Schattenblick → INFOPOOL → MEDIEN → ALTERNATIV-PRESSE


SOZIALISTISCHE ZEITUNG/2187: Scheidung auf katalanisch


SoZ - Sozialistische Zeitung Nr. 11 · November 2017
Friede den Hütten - Krieg den Palästen!

Scheidung auf katalanisch
Dürfen die Katalanen aus dem Spanischen Staat aussteigen?

von Angela Klein


"Ein Dialog auf Augenhöhe über eine Verfassung des Spanischen Staates, der den in ihm wohnenden Völkern gleiche Rechte gibt", das ist der Preis des katalanischen Regierungschefs Carles Puigdemont, zu dem er auf eine einseitige Unabhängigkeitserklärung verzichten würde. Dass die spanische Verfassung stark reformbedürftig ist, sehen viele Verfassungsrechtler genauso. Madrid aber besteht auf dieser Verfassung und wirft den Katalanen egoistischen Nationalismus vor. Dürfen die Katalanen aus dem Spanischen Staat aussteigen?


Die spanische Verfassung sieht eine Loslösung einzelner Gebiete aus dem Staat nicht nur nicht vor, sie verbietet sie geradezu. Art.2 sagt: "Die Verfassung gründet sich auf die unauflösliche Einheit der spanischen Nation, gemeinsames und unteilbares Vaterland aller Spanier", und Art.8 sagt: "Die Streitkräfte ... haben die Aufgabe, die Souveränität und Unabhängigkeit Spaniens zu garantieren und seine territoriale Integrität und Verfassungsordnung zu verteidigen." Diese Zwangsjacke wollen die Katalanen schon lange nicht mehr anerkennen und betreiben seit dem Tod Francos die Ausweitung ihrer Autonomierechte. Die aber wurden im Zuge der Finanzkrise eher wieder eingeengt. Und alle Bemühungen, auf dem Verhandlungsweg mehr Rechte zu erreichen, haben nicht gefruchtet. Die Katalanen haben somit jedes Recht, einseitig ihre Unabhängigkeit zu erklären, da ihnen sonst jeder Weg versperrt ist.

Die spanische Regierung beruft sich auf den Standpunkt: "Das Gesetz und nur das Gesetz." Sie schämt sich nicht einmal, auf Art.37 des deutschen Grundgesetzes zu verweisen, der der Bundesregierung erlaubt, gegenüber den Länderbehörden - allerdings nur in Abstimmung mit dem Bundesrat! - Bundeszwang auszuüben.

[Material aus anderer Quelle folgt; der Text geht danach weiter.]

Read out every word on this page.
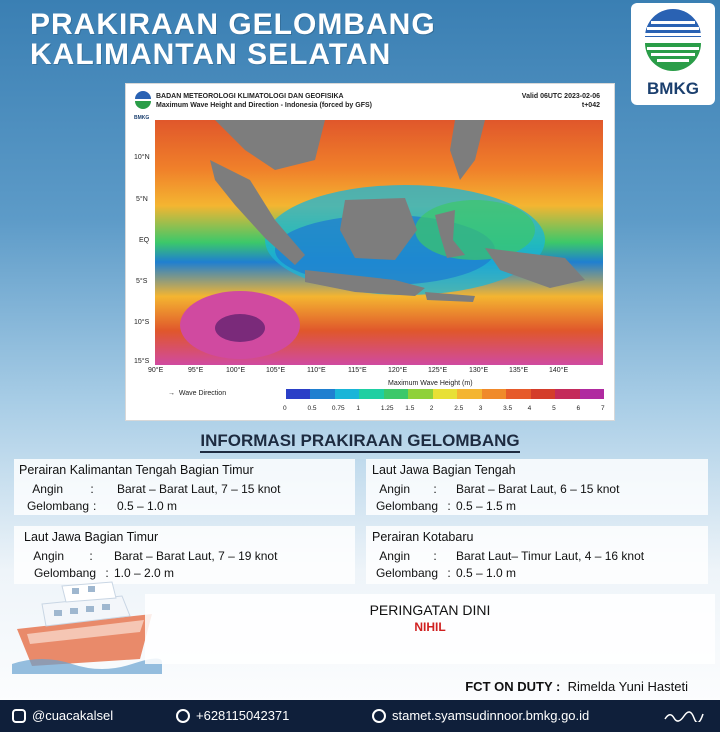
PRAKIRAAN GELOMBANG
KALIMANTAN SELATAN
BMKG
BMKG
BADAN METEOROLOGI KLIMATOLOGI DAN GEOFISIKA
Maximum Wave Height and Direction - Indonesia (forced by GFS)
Valid 06UTC 2023-02-06
t+042
10°N
5°N
EQ
5°S
10°S
15°S
90°E	95°E	100°E	105°E	110°E	115°E	120°E	125°E	130°E	135°E	140°E
→  Wave Direction
Maximum Wave Height (m)
0	0.5 0.75 1	1.25 1.5 2	2.5 3	3.5 4	5	6	7
INFORMASI PRAKIRAAN GELOMBANG
Perairan Kalimantan Tengah Bagian Timur
Angin	:	Barat – Barat Laut, 7 – 15 knot
Gelombang :	0.5 – 1.0 m
Laut Jawa Bagian Tengah
Angin	:	Barat – Barat Laut, 6 – 15 knot
Gelombang : 0.5 – 1.5 m
Laut Jawa Bagian Timur
Angin	:	Barat – Barat Laut, 7 – 19 knot
Gelombang : 1.0 – 2.0 m
Perairan Kotabaru
Angin	:	Barat Laut– Timur Laut, 4 – 16 knot
Gelombang : 0.5 – 1.0 m
PERINGATAN DINI
NIHIL
FCT ON DUTY : Rimelda Yuni Hasteti
@cuacakalsel	+628115042371	stamet.syamsudinnoor.bmkg.go.id
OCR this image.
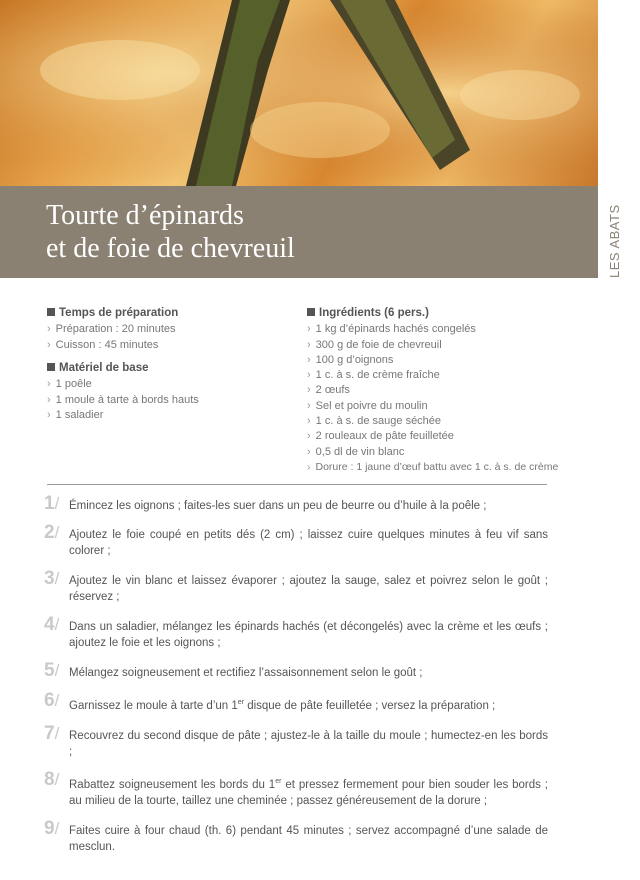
Tourte d’épinards
et de foie de chevreuil	LES ABATS
Temps de préparation
› Préparation : 20 minutes
› Cuisson : 45 minutes
Matériel de base
› 1 poêle
› 1 moule à tarte à bords hauts
› 1 saladier
Ingrédients (6 pers.)
› 1 kg d’épinards hachés congelés
› 300 g de foie de chevreuil
› 100 g d’oignons
› 1 c. à s. de crème fraîche
› 2 œufs
› Sel et poivre du moulin
› 1 c. à s. de sauge séchée
› 2 rouleaux de pâte feuilletée
› 0,5 dl de vin blanc
› Dorure : 1 jaune d’œuf battu avec 1 c. à s. de crème
1/ Émincez les oignons ; faites-les suer dans un peu de beurre ou d’huile à la poêle ;

2/ Ajoutez le foie coupé en petits dés (2 cm) ; laissez cuire quelques minutes à feu vif sans colorer ;

3/ Ajoutez le vin blanc et laissez évaporer ; ajoutez la sauge, salez et poivrez selon le goût ; réservez ;

4/ Dans un saladier, mélangez les épinards hachés (et décongelés) avec la crème et les œufs ; ajoutez le foie et les oignons ;

5/ Mélangez soigneusement et rectifiez l’assaisonnement selon le goût ;

6/ Garnissez le moule à tarte d’un 1er disque de pâte feuilletée ; versez la préparation ;

7/ Recouvrez du second disque de pâte ; ajustez-le à la taille du moule ; humectez-en les bords ;

8/ Rabattez soigneusement les bords du 1er et pressez fermement pour bien souder les bords ; au milieu de la tourte, taillez une cheminée ; passez généreusement de la dorure ;

9/ Faites cuire à four chaud (th. 6) pendant 45 minutes ; servez accompagné d’une salade de mesclun.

Dabei übergeht sie geflissentlich, dass das Grundgesetz, anders als die spanische Verfassung, dem Bürger ein Recht auf Widerstand gegen den Staat einräumt. Das unterscheidet einen demokratischen Staat von einem autoritären Obrigkeitsstaat.

Der britische Economist, des übertriebenen Demokratismus gänzlich unverdächtig, weist darauf hin, dass die britische Regierung 2014 in einer ganz ähnlichen Lage war, als Schottland erklärte, ein Referendum über seine Unabhängigkeit durchführen zu wollen. Der damalige britische Premierminister David Cameron hat das Referendum zugelassen und politisch für den Verbleib geworben. Die spanische Regierung aber hat sich entschieden, Art.155 anzuwenden, der ihr ermöglicht, den Autonomiestatus mit einem Federstrich wieder aufzuheben und die katalanische Regierung ihres Amtes zu entheben. Sie tut dies nicht, weil sie nicht anders könnte, sondern weil sie auf dem Standpunkt steht, dass die verschiedenen im Spanischen Staat lebenden Nationen sich der Dominanz der Kastilier und der Bourbonenmonarchie, der reaktionärsten in Europa, unterzuordnen haben. Dieser Herrenstandpunkt kommt immer wieder in den Kommentaren aus Madrid zum Ausdruck, etwa wenn es heißt, Barcelona müsse "alle 50 Jahre bombardiert werden", damit ihm sein unbotmäßiger Geist ausgetrieben wird. Hier wird eine Verfassung verteidigt, die nicht zu verteidigen ist.


Das Erbe der Diktatur

Spanien ist zudem ein Staat, der immer noch die Eierschalen der Francodiktatur mit sich herumträgt. Nach dem Tod des Diktators heckten sieben Personen in Hinterzimmern eine neue Verfassung aus, sie repräsentierten verschiedene Fraktionen der Eliten, darunter auch sog. Reformfranquisten. Die Kommunistische Partei war auch beteiligt, aber politische Kräfte, die den vollständigen Bruch mit der Franco-Diktatur forderten, waren nicht darunter. Garant dieses bruchlosen Übergangs war das spanische Königshaus, es repräsentiert immer noch die Brücke zur diktatorischen Vergangenheit. Im Einklang mit dieser Rolle hat der König in seiner Rede nach den Ereignissen vom 1.Oktober nicht etwa dazu aufgefordert, einen Dialog in Gang zu bringen, sondern Unterwerfung verlangt.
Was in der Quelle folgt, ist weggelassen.